Let me begin with the work that was for me a special highlight of the whole performance. This was Max Bruch’s Violin Concerto No. 1 in g minor. Soloist Gina McCormack gave a radiant performance as near to perfection as is possible in this world. Throughout the entire work she made her violin sing out with delicious tonal quality and seductive romantic sweep. The opening was sheer perfection and the slow movement even better than that if such a comment is possible. Gina played the Finale with fabulous dexterity and ease. The orchestra lived up to the soloist’s performance with string crescendi that suggested something not unlike the Hollywood Bowl Orchestra in full flood. Garry Walker exerted detailed control over the softer orchestral passages leaning forward and taking the orchestra right down to let the soloist come through although I think she would have soared above them anyway. I loved every moment of this performance and could not find fault with it.
The performance opened with a marvellously extrovert performance of Rossini’s Overture, The Barber of Seville. There were powerful incisive crescendi as well as string melodies that sang out gloriously. Oboist Geoffrey Bridge had the first of his many fine solos throughout the concert in this piece.

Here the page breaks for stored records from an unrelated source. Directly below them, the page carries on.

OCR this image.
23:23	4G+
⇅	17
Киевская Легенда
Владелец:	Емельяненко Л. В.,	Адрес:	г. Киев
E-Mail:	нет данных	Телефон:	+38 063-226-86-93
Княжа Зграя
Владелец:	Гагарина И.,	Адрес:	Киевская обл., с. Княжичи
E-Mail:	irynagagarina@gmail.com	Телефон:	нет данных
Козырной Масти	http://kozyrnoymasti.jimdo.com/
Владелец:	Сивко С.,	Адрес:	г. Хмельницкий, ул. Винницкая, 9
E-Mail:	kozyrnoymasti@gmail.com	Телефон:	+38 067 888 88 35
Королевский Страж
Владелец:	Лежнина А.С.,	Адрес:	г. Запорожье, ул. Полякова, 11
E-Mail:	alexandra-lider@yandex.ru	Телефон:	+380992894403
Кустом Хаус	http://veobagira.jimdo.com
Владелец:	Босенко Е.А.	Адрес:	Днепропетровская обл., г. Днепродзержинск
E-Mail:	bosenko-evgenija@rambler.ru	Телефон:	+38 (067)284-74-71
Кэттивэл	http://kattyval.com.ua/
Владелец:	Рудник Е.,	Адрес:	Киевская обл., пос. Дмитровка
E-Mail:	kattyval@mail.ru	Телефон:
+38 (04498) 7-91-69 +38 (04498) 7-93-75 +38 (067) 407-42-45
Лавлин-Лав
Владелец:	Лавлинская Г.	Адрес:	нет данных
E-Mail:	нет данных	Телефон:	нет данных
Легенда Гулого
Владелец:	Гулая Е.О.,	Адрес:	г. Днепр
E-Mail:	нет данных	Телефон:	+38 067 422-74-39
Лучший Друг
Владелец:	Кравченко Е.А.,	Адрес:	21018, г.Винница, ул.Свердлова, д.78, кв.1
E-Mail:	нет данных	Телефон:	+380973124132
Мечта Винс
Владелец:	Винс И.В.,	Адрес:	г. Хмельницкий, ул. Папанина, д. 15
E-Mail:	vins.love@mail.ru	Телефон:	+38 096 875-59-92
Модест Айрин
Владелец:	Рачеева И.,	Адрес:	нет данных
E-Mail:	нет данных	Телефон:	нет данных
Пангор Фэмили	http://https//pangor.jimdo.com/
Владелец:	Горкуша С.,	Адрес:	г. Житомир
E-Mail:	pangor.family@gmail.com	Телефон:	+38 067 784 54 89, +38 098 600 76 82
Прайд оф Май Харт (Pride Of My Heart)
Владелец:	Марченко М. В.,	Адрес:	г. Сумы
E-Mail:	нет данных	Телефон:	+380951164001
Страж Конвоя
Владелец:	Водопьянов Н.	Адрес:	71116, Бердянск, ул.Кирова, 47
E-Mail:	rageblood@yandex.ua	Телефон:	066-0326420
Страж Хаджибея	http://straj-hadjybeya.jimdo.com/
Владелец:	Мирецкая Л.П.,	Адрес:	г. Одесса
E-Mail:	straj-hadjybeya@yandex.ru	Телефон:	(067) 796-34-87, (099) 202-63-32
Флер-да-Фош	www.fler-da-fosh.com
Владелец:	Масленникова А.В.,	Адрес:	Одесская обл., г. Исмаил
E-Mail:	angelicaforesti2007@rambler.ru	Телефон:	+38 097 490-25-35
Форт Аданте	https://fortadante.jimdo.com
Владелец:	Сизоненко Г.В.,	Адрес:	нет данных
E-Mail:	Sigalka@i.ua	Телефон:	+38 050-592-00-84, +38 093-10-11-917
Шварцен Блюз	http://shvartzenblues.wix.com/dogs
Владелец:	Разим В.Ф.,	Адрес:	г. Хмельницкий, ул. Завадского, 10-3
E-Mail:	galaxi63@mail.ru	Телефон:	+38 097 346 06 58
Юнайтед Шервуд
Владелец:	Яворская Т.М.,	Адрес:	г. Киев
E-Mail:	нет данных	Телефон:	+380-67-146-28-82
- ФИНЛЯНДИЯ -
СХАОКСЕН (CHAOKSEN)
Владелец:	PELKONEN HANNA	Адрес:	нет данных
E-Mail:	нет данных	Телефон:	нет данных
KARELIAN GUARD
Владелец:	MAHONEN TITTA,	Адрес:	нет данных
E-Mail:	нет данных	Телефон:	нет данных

John McLeod’s Hebridean Dances (1982) married attractive folk melodies with, as the programme note explained ‘abundant energy’. This energy was particularly evident in the two fast moving opening movements ‘Going West’ in which the bassoon held the tune, and Dance to your Shadow with its incisive rhythms, its swirls and the trumpets holding the tune. The flute and violin were the attractive soloists in The Harp of Dunvegan while melody was further to the fore in ‘Barra Love Lilt’ and especially in ‘The Cocklegatherer’ which made a splendid conclusion to a work that was tuneful, rousing and yes, delightfully good humoured too.
The second half of the concert was devoted to a splendidly well coloured performance of Dvořák’s Symphony No. 8 in G Major Op. 88. The string playing was first class. The cellos and lower strings had fine warmth and resonance and the upper strings, the violins, were superbly clean and clear toned. So often in this work the woodwind provide shafts of light while the strings provide shade. This was especially so in the slow movement where it was as if we were taken through a shaded forest while the birds sing on high. Flautist Margaret Preston and oboist Geoffrey Bridge are surely worthy of special mention here.
The third movement Allegretto grazioso had the upper strings deliver the dance-like elegance of a glittering ballroom scene while in the Finale, Dvořák takes us outside into a forest clearing where a rustic dance is going on. The horns had special moments throughout the work but it was here they come into their own. Lets not forget the trumpets who open this movement but it is the thrilling trilling horns that suggest the sheer rustic energy of Dvořák’s folk dance ending. I remember a performance by an American orchestra many years ago during the Aberdeen International Youth Festival in which the conductor made the horns not only raise their bells but stand up too. I have never seen or heard this again and perhaps it was way over the top. Garry Walker led a much more decorous performance – nevertheless I still remember that American performance because it was such fun. I keep hoping to experience it again!